Personal information
- Full name: Barry Thomas Pickering
- Date of birth: 12 December 1956 (age 69)
- Place of birth: Christchurch, New Zealand
- Height: 1.78 m (5 ft 10 in)
- Position: Goalkeeper

Senior career*
- Years: Team / Apps / (Gls)
- 1978: Stop Out
- 1981: Christchurch United
- 1982–1986: Miramar Rangers

International career
- 1978–1984: New Zealand / 11 / (0)

= Barry Pickering =

New Zealand footballer

Barry Thomas Pickering (born 12 December 1956) is a retired association football player who was successful in representing New Zealand internationally, being part of the 1982 squad that participated at 1982 FIFA World Cup finals where he was the third choice goalkeeper behind Frank van Hattum and Richard Wilson.

Pickering made his full All Whites international debut in a 2-0 win over Singapore on 1 October 1978, and was a member of the squad that qualified for the 1982 FIFA World Cup finals in Spain but did not make the field in Spain.
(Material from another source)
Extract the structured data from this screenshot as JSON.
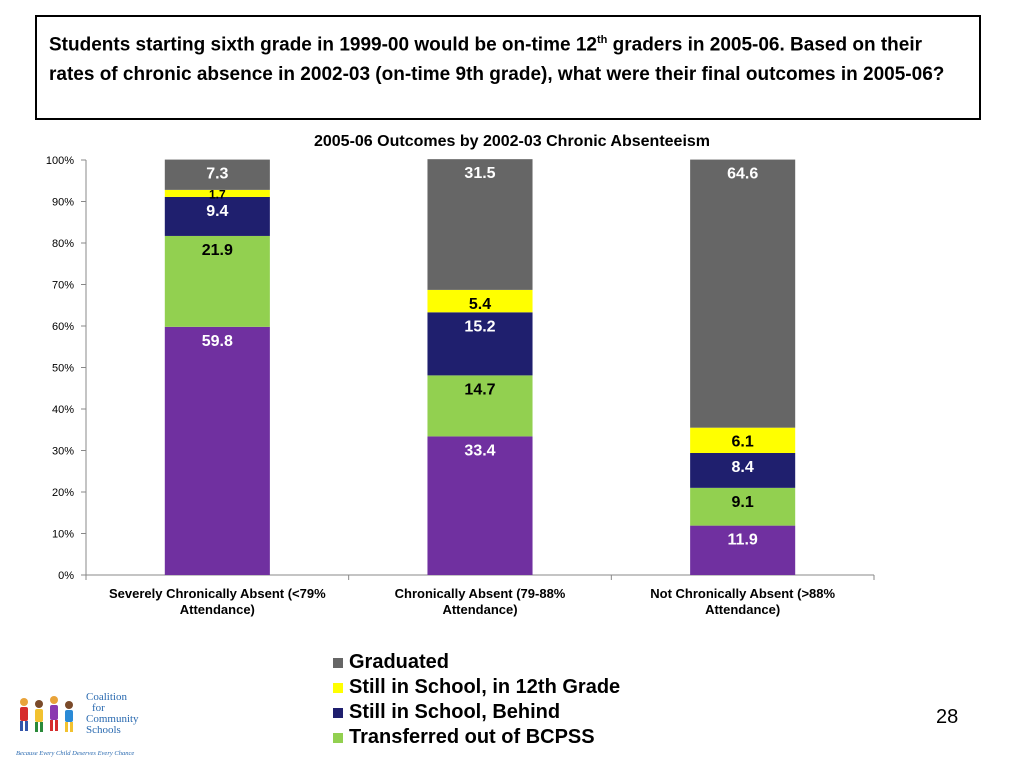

Including friendlies and unofficial games against club sides, Pickering played 20 times for New Zealand, ending his international playing career with 11 official A-international caps to his credit, keeping a clean sheet in his final appearance, a 2-0 win over Malaysia on 31 March 1984.

In the 2023 King's Birthday and Coronation Honours, Pickering was appointed a Member of the New Zealand Order of Merit, for services to football.